Neşeli bir kahkaha atıp tekrar ona baktığımda farklı gelmişti gözüme. Parlıyordu, mutluluk bedenine bile işlemişti. Onun her hali güzeldi ama mutlu hali, favorimdi.

"Tamam güzelim, demeyeceğim daha bir şey. Duşa girelim, sonra da birlikte zaman geçirelim. Ne yapmamızı istersin?"

"Bilmem ki. Birazdan gelir belki aklımıza, şimdi tek yapmak istediğim şey seninle uzun ve bol öpüşmeli bir duş almak. Ama beni sen yıka, olur mu?"

Kıkırdayıp dudaklarımı saçlarına bastırdım.

"Olur tavşanım, kalk hadi bakalım."

"Kucaklasana beni."

Dudaklarını büzüp kollarını uzattığında kucaklayıp burnunu öptüm bu kez de.

Banyoya geçtiğimizde duşakabine girdim bebeğimi kucağımdan indirmeden, suyu açıp altına geçtim.

"Taehyung."

"Söyle güzelim."

"Gerçekten evlenecek miyiz?"

Masum masum sorduğu soruya karşılık burnumu boynuna bastırdım ve derince kokladım.

"Şüphen mi var ki?"

"Hayır! Hayır, şey, ben, aklıma geldikçe heyecanlanıyorum.
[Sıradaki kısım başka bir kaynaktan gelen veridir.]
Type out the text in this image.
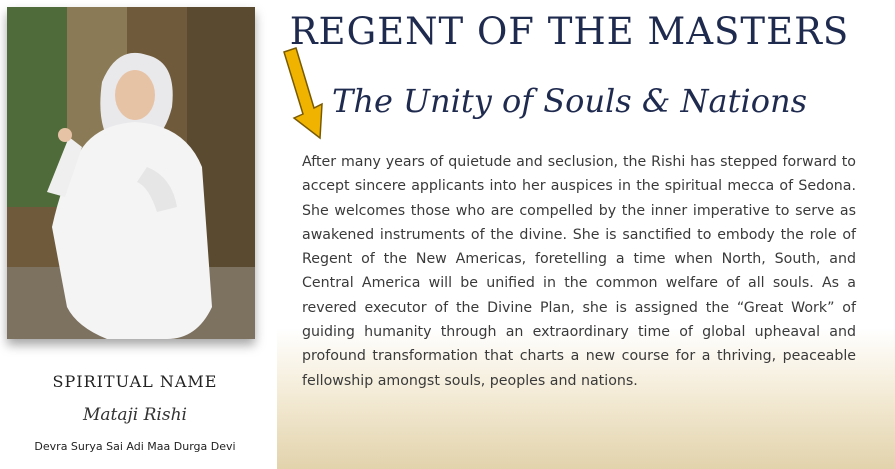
SPIRITUAL NAME
Mataji Rishi
Devra Surya Sai Adi Maa Durga Devi
REGENT OF THE MASTERS
The Unity of Souls & Nations
After many years of quietude and seclusion, the Rishi has stepped forward to accept sincere applicants into her auspices in the spiritual mecca of Sedona. She welcomes those who are compelled by the inner imperative to serve as awakened instruments of the divine. She is sanctified to embody the role of Regent of the New Americas, foretelling a time when North, South, and Central America will be unified in the common welfare of all souls. As a revered executor of the Divine Plan, she is assigned the “Great Work” of guiding humanity through an extraordinary time of global upheaval and profound transformation that charts a new course for a thriving, peaceable fellowship amongst souls, peoples and nations.
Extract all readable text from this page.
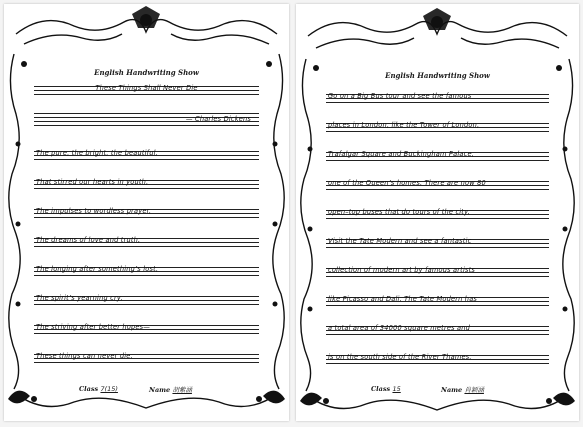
English Handwriting Show
These Things Shall Never Die
— Charles Dickens
The pure, the bright, the beautiful,
That stirred our hearts in youth,
The impulses to wordless prayer,
The dreams of love and truth;
The longing after something’s lost,
The spirit’s yearning cry,
The striving after better hopes—
These things can never die.
Class 7(15)	Name 胡紫涵
English Handwriting Show
Go on a Big Bus tour and see the famous
places in London, like the Tower of London,
Trafalgar Square and Buckingham Palace,
one of the Queen’s homes. There are now 80
open–top buses that do tours of the city.
Visit the Tate Modern and see a fantastic
collection of modern art by famous artists
like Picasso and Dali. The Tate Modern has
a total area of 34000 square metres and
is on the south side of the River Thames.
Class 15	Name 肖颖涵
Onaylatma ihtiyacı duyuyorum sana, Taehyung, o kadar heyecanlıyım ki, düşüncesi bile kalbimi sıkıştırıyor. Benimle evlenmek istiyorsun, onca insan varken beni seçtin, beni sevdin. Nasıl delirmeyeyim ki? "
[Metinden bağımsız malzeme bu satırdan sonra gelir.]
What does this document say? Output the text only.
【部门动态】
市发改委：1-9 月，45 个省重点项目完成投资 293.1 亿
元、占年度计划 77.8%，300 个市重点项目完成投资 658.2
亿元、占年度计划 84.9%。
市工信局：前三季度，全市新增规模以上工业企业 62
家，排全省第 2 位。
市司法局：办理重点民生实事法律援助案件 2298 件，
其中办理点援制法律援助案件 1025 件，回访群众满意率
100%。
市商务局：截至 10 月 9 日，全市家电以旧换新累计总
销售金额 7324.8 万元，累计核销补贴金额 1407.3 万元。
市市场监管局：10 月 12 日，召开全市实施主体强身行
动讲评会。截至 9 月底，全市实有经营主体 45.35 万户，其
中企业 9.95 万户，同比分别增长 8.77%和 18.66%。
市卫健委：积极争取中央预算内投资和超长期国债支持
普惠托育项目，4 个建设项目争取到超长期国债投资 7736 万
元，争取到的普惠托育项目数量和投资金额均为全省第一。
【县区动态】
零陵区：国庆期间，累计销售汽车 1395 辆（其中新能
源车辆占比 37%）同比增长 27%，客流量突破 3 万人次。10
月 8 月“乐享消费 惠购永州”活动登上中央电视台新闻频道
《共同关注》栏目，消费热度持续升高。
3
" Asıl ben nasıl delirmeyeyim? Bin yıl, resmen ölü gibi bekledim. Bir soğutucu kapsülün içinde yeni bir medeniyete doğdum. Alışamadım, bocaladım, garipsedim ama seni buldum. Ben seni görmeden benden hoşlanmıştın, benim de senden hoşlandığımı anlamam pek uzun sürmedi. Birçok deneye yardımcı oldum, ölümün çaresini buldum. Harika gibi geliyor kulağa ama hâlâ alışamadığımı hissediyorum. Sonra, sen geldin. En başından beri beğenmiştim seni, sadece biraz çekingendim. Jeongguk, iyi ki dondurmuşlar beni. Hayatımın aşkını tam bin yıl sonra buldum. Şimdi, seninle evlenmeyeyim de ne yapayım, hm? "

" Beni ağlatacaksın. "

Saçlarının arasından sızan su, yüzüne ulaşıyor, gözlerini açmasına engel oluyordu. Hafifçe sudan kaçtım ve belini tek elimle destekleyip diğer elimle yüzüne yapışan saçları geriye ittim.
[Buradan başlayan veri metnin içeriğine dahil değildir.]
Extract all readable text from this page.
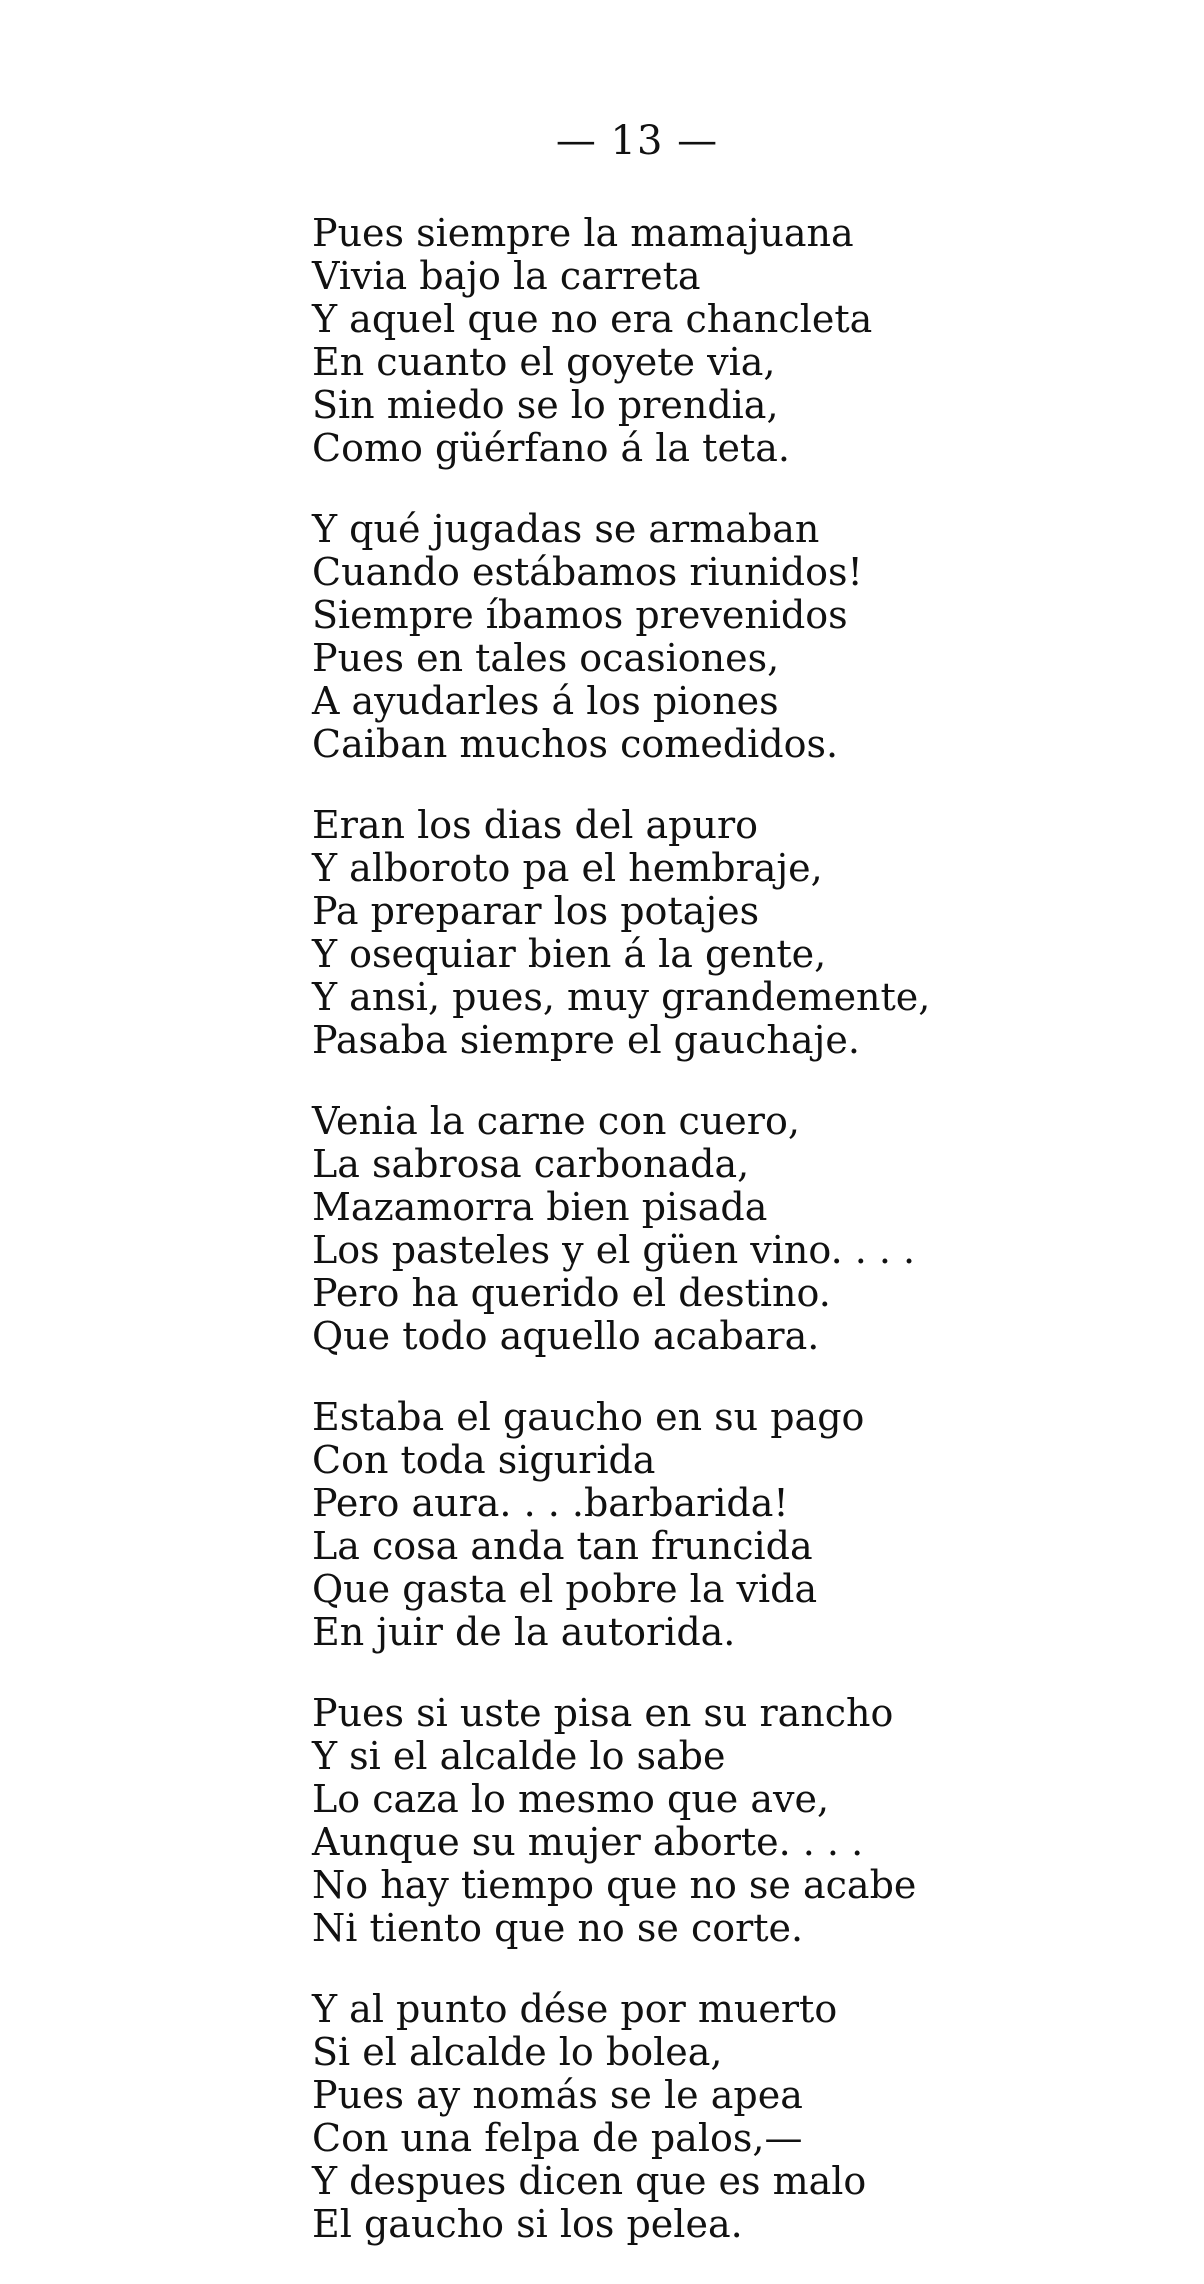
— 13 —
Pues siempre la mamajuana
Vivia bajo la carreta
Y aquel que no era chancleta
En cuanto el goyete via,
Sin miedo se lo prendia,
Como güérfano á la teta.
Y qué jugadas se armaban
Cuando estábamos riunidos!
Siempre íbamos prevenidos
Pues en tales ocasiones,
A ayudarles á los piones
Caiban muchos comedidos.
Eran los dias del apuro
Y alboroto pa el hembraje,
Pa preparar los potajes
Y osequiar bien á la gente,
Y ansi, pues, muy grandemente,
Pasaba siempre el gauchaje.
Venia la carne con cuero,
La sabrosa carbonada,
Mazamorra bien pisada
Los pasteles y el güen vino. . . .
Pero ha querido el destino.
Que todo aquello acabara.
Estaba el gaucho en su pago
Con toda sigurida
Pero aura. . . .barbarida!
La cosa anda tan fruncida
Que gasta el pobre la vida
En juir de la autorida.
Pues si uste pisa en su rancho
Y si el alcalde lo sabe
Lo caza lo mesmo que ave,
Aunque su mujer aborte. . . .
No hay tiempo que no se acabe
Ni tiento que no se corte.
Y al punto dése por muerto
Si el alcalde lo bolea,
Pues ay nomás se le apea
Con una felpa de palos,—
Y despues dicen que es malo
El gaucho si los pelea.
" Sen ağlarsan ben de ağlarım, biliyorsun hem yaşlı, hem de duygusal bir mumyayım."

"Taehyung ya.."

Kikir kikir gülmeye başladığında yaklaşıp gülüşünden öptüm hızlıca ve yere çöktüm. Bebeğimi bacaklarımın arasına çekip saçlarını masaj yaparak yıkadım. Ardından da vücudunu güzelce temizledim ve ilişki sonrası bakımını da ihmal etmeden giyindirip salona götürdüm. Eline tarak ve havlu verdim, o saçlarını kurularken ben de gidip yatak örtüsünü değiştirdim. Sevişirken çok dağınık oluyorduk. Kendi kişiliğimizden bile çıkıyorduk. O bebekti, dudaklarını büzüp küsüyordu. Ben pamuk kalpli biriydim, birinin canının yanmasına asla dayanamazdım. Ama yatakta, ikimiz de bu kimliklerimizi bir taraflara savurup acımasız ve arsız oluyorduk. Özellikle Jeongguk, o kadar arsız oluyordu ki, beni her seferinde şoka uğratıyordu. Sabah, kutlama sevişmelerimizden sonra yine durmak bilmemişti, kendimi doygun bir çamur gibi hissediyordum artık, kolumu kıpırdatacak halim bile kalmamıştı ama o sanki sadece bir tur sevişmişiz gibi çok enerjik ve istekliydi. Doymuyordu. Ne yaparsam yapayım, dokumuşlarıma açtı.